The U Turn Portraits-Part Two.
“Of course you will say that I ought to be practical and ought to try and paint the way they want me to paint. Well, I will tell you a secret. I have tried and I have tried very hard, but I can’t do it. I just can’t do it! And that is why I am just a little crazy.” Rembrandt Hamerszoon Van Rijn
The drawing of Kyri (see part 1) was made at the kitchen table in close proximity. Kyri was compelled to look at the drawing as it progressed, which created a kind of gaze tension-translating as an awareness in the drawing. This made me think about the years of attending and then teaching life classes and how I disliked not having the model’s gaze. While understanding the need to objectify the sitter and to technically master the subject, it sometimes made me feel like a voyeur, almost stalkerish. I hankered after the model’s live human gaze and awareness.
“You would hardly believe how difficult it is to place a figure alone on a canvas, and to concentrate all the interest on this single and unique figure and still keep it living and real.” Edouard Manet
Fig. 1. Is Mimi my granddaughter and sister to Kyri. Utterly curious and mercurial keeping still is not yet one of her strengths, but participation is and she kept up a flow of chatter and poses both entertaining and distracting, so that I had to work around her, and patiently wait for her to come back to me, had to remind myself to breathe. So worth it though.
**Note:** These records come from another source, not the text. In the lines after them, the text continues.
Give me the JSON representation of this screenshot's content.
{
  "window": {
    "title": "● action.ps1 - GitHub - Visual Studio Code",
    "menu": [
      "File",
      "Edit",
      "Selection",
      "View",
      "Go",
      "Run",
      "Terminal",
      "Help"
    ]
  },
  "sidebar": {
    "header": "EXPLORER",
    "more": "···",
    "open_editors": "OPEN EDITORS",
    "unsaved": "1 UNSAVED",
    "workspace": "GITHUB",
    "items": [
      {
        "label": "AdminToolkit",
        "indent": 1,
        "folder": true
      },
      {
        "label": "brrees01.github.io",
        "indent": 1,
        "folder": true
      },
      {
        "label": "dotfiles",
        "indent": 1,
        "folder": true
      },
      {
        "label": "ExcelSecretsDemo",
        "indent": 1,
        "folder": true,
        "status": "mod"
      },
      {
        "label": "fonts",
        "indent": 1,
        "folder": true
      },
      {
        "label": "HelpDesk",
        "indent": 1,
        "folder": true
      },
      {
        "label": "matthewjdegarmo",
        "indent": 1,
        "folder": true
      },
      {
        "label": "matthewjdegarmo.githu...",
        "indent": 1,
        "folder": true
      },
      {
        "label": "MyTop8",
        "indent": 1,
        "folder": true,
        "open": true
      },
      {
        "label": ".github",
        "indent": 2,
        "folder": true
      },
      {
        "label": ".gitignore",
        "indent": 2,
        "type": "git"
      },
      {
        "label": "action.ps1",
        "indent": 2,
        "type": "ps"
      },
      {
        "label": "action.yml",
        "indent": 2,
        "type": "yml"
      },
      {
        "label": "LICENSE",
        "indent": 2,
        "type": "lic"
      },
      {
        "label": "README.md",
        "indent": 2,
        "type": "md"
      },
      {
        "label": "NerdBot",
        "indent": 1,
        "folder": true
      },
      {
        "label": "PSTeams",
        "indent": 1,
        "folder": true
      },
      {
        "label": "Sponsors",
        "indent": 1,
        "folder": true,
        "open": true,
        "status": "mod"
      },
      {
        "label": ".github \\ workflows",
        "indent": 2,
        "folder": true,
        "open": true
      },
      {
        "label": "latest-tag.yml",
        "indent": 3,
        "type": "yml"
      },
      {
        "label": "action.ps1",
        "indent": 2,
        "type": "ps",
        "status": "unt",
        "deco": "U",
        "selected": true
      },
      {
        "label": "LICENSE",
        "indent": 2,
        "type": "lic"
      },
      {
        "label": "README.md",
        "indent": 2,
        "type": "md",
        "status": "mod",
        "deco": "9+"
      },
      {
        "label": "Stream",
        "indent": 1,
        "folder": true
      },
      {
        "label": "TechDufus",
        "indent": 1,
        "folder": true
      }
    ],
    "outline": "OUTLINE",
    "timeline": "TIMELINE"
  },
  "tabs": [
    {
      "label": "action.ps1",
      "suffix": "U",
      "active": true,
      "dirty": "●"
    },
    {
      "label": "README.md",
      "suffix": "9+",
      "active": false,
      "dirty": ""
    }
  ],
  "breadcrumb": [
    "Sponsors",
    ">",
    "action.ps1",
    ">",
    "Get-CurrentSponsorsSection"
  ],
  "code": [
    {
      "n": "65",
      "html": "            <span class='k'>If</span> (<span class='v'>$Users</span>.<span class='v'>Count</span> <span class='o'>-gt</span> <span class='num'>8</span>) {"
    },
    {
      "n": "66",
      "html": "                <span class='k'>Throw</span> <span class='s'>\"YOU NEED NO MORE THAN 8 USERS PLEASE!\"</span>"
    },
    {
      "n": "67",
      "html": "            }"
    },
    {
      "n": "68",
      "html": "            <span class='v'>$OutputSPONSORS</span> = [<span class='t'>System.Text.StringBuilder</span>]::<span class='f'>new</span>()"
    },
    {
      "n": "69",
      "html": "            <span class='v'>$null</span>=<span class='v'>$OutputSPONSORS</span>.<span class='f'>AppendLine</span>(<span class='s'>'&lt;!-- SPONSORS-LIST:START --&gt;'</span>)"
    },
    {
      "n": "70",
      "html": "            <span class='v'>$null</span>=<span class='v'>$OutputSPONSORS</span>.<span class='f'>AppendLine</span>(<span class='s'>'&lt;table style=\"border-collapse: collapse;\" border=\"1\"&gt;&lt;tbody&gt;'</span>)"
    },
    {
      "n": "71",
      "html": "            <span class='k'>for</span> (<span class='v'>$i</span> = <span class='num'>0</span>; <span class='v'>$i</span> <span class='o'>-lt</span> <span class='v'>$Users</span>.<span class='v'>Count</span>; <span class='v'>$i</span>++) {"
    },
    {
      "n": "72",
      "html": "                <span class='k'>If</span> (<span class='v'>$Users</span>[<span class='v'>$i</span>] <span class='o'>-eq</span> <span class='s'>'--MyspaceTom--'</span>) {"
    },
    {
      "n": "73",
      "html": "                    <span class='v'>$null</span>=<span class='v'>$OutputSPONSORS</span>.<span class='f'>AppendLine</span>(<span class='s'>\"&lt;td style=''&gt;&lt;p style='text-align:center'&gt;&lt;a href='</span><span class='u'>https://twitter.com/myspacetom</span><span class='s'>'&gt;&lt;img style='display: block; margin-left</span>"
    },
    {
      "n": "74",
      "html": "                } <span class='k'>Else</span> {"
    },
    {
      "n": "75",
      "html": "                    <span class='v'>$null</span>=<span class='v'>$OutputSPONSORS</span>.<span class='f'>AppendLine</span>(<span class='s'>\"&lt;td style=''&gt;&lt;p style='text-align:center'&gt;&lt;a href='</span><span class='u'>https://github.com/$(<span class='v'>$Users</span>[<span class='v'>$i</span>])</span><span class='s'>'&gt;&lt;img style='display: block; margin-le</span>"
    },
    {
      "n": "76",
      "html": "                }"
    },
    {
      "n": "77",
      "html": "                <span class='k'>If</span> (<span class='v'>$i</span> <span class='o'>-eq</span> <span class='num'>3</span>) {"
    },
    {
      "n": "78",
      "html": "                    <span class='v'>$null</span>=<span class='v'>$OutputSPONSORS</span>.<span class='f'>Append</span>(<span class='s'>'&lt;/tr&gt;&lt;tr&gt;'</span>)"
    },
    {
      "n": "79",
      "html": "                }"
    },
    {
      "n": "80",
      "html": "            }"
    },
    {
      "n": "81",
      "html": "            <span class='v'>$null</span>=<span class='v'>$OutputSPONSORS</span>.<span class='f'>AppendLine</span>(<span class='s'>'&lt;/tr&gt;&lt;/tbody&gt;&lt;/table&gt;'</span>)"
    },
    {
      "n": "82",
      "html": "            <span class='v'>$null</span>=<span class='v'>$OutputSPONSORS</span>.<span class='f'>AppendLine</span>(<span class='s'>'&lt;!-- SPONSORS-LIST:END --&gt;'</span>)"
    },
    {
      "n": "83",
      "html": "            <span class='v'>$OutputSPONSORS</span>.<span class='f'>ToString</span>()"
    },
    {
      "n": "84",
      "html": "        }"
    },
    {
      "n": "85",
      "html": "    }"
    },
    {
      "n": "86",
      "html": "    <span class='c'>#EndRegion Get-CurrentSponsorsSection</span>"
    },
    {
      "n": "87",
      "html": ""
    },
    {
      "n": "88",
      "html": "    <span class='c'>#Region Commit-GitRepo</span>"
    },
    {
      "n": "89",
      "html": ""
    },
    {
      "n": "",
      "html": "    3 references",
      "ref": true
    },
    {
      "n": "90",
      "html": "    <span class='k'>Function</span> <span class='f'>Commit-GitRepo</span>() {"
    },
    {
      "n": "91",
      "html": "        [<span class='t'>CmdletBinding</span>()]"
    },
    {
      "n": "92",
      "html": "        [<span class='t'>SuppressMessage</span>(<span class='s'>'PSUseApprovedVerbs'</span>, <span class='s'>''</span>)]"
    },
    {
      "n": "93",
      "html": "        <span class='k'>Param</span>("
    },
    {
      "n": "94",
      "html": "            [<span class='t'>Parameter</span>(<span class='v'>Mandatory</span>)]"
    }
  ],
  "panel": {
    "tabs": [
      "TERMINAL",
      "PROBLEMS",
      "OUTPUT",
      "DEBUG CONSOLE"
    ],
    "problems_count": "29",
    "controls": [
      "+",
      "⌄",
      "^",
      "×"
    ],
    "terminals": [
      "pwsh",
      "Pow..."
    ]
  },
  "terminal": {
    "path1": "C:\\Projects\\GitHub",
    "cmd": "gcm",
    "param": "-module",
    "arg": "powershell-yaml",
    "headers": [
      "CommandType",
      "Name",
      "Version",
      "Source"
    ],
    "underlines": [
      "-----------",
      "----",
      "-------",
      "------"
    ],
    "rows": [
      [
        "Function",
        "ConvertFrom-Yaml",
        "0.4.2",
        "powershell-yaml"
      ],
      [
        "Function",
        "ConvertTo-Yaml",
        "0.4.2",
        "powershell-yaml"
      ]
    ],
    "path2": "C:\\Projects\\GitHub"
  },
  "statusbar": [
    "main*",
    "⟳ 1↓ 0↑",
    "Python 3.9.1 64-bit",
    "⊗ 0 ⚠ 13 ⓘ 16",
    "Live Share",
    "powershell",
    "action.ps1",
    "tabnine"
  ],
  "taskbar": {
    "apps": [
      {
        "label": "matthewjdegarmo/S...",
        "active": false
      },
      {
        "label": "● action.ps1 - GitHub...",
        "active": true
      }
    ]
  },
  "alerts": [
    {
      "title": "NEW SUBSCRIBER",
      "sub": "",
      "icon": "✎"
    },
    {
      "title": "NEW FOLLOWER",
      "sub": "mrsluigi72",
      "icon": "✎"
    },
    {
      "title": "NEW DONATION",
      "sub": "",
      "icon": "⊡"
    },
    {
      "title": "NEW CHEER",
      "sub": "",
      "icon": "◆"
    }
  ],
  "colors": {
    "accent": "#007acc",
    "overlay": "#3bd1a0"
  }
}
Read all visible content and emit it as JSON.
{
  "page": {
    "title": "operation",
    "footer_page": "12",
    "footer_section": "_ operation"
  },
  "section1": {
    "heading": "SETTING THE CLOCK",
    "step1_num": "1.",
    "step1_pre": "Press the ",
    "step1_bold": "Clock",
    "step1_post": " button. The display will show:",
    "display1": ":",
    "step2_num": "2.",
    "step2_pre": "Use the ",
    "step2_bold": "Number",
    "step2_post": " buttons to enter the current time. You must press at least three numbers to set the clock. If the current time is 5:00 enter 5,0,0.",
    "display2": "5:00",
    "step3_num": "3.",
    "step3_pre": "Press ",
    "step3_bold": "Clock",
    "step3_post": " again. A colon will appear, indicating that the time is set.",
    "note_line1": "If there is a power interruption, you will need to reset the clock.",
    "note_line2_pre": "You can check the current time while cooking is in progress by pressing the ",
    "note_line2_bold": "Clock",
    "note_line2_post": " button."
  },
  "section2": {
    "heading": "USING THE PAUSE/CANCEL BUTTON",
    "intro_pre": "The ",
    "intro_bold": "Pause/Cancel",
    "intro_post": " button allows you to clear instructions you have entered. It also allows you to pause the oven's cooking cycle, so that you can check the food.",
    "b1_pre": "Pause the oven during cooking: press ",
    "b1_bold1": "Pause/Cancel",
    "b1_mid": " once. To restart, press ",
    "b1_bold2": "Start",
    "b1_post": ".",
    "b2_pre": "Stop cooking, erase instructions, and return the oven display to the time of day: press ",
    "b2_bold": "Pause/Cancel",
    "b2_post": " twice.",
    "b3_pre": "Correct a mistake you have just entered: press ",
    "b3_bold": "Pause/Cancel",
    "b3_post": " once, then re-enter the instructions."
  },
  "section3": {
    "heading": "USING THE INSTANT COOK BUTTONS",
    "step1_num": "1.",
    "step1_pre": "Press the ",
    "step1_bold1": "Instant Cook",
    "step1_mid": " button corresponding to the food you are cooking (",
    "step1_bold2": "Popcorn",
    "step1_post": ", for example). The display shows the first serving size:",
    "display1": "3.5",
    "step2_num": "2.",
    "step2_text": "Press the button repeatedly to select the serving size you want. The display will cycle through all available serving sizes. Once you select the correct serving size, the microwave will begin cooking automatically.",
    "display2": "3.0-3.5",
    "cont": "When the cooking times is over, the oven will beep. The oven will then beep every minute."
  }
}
“When you’ve got it, you’ve got it. When you haven’t, you begin again. All the rest is humbug.” Edouard Manet
Having coped with Mimi’s youthful exuberance, I felt ready to notch things up a gear. I did something that I used to do regularly until my self imposed ban, and that was drawing bands in packed pubs. It is a challenging thing to do, the musicians sway and sometimes thrash about, never still, the light is usually dim and people are curious and jostle you or worse. But the atmosphere is fantastic.
“Music, in performance, is a type of sculpture. The air in the performance is sculpted into something.” Frank Zappa
The band was called Willie and the Bandits they play an eclectic mix of “Folk and World music to Blues and Rock. Boy can they play such earthy energy that goes right through you and unfortunately like Mimi I found it very hard to keep still. Perched on a stool with squinty eyes and mouth open it was like walking a tight rope (probably not really) their engagement in the music and awareness of my presence meant that they were not passive models. I loved it.
“If my people look as if they’re in a dreadful fix, it’s because I can’t get them out of a technical dilemma.” Francis Bacon
So rusty and forgetting old rituals like doubling up on all materials in case the lead drops out of your propelling pencil etc. And coping with other people’s expectations and reactions can be always tricky but I have to say that all the academic rigour has paid off in that I feel calmly capable. This type of drawing is a kind of performance art and people feel entitled to see the results and comment freely. Often the remarks are positive but the negative one’s stick, like “My auntie can really paint.” And the perennial “Yes but what is it for are you going to sell it?” “And on this occasion a concerned music goer asked “Are you going to fill that in properly when you get home?”
A painting is finished when the artist says it is finished. Rembrandt. Rembrandt Hamerszoon Van Rijn
I think probably there will be a part 3.